The satellite dish was made from the plastic cap off a soy milk carton, with a pin forming the receptor stalk. A length of plastic tube made the support strut, with the pin bent at a slight angle and threaded through the tube to pierce the foamcore. I added a drop of craft glue to anchor the whole thing to the building.
Most of the paints I used were Craft Smart acrylics, found in Michael's and similar hobby outlets. First coat was a mix of 23620 Terracotta and 23631 Mustard Yellow. Once dry, I highlighted the texture with a dry brushing of mustard yellow followed by another of 23608 Ivory. Lastly I gave the whole building a wash of sepia brown mixed with a very little Indian ink.
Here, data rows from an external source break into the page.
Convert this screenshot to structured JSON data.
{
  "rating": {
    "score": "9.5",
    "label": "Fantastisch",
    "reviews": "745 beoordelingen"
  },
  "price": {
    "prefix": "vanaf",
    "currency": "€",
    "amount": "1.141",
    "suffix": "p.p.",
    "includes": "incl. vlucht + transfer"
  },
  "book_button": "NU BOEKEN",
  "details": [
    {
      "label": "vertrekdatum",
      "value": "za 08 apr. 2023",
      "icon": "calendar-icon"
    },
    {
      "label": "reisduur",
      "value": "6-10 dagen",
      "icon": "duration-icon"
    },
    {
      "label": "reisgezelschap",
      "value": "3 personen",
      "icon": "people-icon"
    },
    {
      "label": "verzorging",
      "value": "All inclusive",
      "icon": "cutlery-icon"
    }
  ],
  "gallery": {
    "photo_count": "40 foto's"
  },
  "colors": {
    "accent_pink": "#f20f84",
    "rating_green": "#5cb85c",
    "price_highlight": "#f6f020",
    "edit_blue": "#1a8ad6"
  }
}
Before I began the groundwork I coated the whole area around the building with a thinned coat of craft glue which I then sprinkled with sand. Foamcoare is smooth and the sand gives the lightweight spackle a keyed surface to grip on. The spackle was also thinned with water and spread into place with an old brush before more sand was sprinkled on top. Once dry, I painted the whole with a solid coat of 23630 Espresso brown, followed by a dry brushing of 23608 Ivory and a final, very light dry brushing of Vallejo 70918 Ivory.On to two citizens of Keynes County, the prospector Not-So-Lonesome Charlie Reynolds and his girlfriend, Deputy Tina Ozamba. Charlie's prospecting vehicle is a mish-mash of parts and components built on what was once a civilian air-cushion design. Rugged and (usually) reliable, it's a useful means of exploring the Outback regions of Fomor.